Bei dieser Mobilisationsübung für das Handgelenk faltet man die Hände und führt eine Achter-Bewegung aus. »Im Laufe der Übung sollte das Tempo und die Richtung gewechselt werden«, so die Bewegungsfachkraft der AOK Bayern Maximilian Zöller.
Maximilian Zöller zeigt die präventive, muskuläre »Handstrecker-Übung«, die gegen den sogenannten Tennis- oder Golfellenbogen hilft. Sie dauert nur zehn Sekunden: Zwei Sekunden lang geht man in die Übung, sechs Sekunden lang hält man sie auf einem spürbaren, aber nicht schmerzhaftem Level, abschließend geht man zwei Sekunden lang behutsam aus der Übung raus.
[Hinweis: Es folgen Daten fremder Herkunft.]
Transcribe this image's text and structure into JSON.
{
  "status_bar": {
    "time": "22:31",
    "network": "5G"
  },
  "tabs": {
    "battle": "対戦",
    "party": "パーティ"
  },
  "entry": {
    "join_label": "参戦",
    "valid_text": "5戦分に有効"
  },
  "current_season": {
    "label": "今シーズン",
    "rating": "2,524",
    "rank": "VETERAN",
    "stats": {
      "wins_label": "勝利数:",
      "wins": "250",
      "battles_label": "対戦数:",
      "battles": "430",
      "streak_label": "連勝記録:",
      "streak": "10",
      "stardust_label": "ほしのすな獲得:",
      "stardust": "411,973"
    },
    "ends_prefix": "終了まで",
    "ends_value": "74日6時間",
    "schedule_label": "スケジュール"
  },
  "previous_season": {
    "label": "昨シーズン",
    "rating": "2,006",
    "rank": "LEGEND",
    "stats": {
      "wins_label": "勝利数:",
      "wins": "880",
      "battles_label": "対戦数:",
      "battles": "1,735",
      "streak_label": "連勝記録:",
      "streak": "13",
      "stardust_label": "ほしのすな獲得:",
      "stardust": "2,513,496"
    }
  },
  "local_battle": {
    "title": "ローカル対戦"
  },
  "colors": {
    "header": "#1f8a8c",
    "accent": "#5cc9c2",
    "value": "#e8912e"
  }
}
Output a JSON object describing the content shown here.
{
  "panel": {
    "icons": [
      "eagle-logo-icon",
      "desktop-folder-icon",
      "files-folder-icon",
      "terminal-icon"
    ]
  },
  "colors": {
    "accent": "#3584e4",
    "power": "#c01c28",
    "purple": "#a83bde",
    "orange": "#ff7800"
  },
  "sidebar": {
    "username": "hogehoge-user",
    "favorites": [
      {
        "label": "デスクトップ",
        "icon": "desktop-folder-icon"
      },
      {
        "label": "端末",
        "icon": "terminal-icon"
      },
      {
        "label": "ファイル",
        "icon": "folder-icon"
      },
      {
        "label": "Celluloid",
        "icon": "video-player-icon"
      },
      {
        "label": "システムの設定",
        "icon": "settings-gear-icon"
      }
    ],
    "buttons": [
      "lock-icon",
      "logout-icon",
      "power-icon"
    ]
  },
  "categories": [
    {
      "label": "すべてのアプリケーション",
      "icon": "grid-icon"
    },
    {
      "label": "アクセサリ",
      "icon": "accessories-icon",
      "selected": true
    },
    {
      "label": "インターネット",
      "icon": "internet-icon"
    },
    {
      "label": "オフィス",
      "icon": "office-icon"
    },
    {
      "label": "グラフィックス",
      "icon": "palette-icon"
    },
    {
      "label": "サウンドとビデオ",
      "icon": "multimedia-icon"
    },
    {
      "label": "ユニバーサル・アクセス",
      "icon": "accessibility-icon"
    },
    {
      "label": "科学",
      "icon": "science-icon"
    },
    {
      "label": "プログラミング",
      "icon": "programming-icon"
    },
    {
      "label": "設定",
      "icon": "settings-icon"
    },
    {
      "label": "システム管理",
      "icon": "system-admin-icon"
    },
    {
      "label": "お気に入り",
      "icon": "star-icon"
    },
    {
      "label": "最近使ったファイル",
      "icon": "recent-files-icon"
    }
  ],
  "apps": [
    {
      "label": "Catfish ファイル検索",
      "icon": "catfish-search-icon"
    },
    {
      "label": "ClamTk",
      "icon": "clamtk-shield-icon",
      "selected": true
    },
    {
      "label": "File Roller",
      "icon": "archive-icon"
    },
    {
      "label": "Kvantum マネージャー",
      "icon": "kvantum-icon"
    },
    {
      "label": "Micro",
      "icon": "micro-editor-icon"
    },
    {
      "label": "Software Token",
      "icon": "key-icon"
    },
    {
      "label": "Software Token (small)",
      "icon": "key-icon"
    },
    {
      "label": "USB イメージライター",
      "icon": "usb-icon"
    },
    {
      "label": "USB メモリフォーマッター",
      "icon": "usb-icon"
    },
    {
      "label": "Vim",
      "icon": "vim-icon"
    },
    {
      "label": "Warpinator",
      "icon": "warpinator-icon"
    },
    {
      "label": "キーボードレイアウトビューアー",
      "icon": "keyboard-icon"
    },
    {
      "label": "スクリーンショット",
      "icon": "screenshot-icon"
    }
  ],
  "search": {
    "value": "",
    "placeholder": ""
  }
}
Analog zur »Handstrecker-Übung« wird die »Handbeuger-Übung« ausgeführt.
Die Berufsgenossenschaft Holz und Metall (BG HM), die für Fahrradwerkstätten zuständig ist, unterstützt mit einer ganzen Reihe von Arbeitsblättern bei der Gefährdungsbeurteilung (vgl. Kasten). Sie rät auch, folgende für eine Fahrradwerkstatt typische Punkte besonders in den Blick zu nehmen: die Möglichkeit eines Brandes (E-Bike-Akkus) und elektrischen Schlages, die körperlichen Belastungen durch das Heben und Tragen, die Zwangshaltungen, den Faktor Lärm, die Gefahr von Stürzen, Ausrutschen, Stolpern und Umknicken und den Umgang mit Gefahrstoffen. »Für jedes Öl, jedes Schmier- und Pflegemittel muss ein Datenblatt zur Gefährdungsbeurteilung vorliegen. Das ist gesetzlich vorgeschrieben. In den Formularen ist zum Beispiel nachlesbar, wie man sich verhält, sollte man etwas in die Augen bekommen bzw. verschluckt haben«, erläutert Uwe Wöll, Geschäftsführer der VSF Service GmbH, eine Maßgabe der professionellen Gefährdungsbeurteilung.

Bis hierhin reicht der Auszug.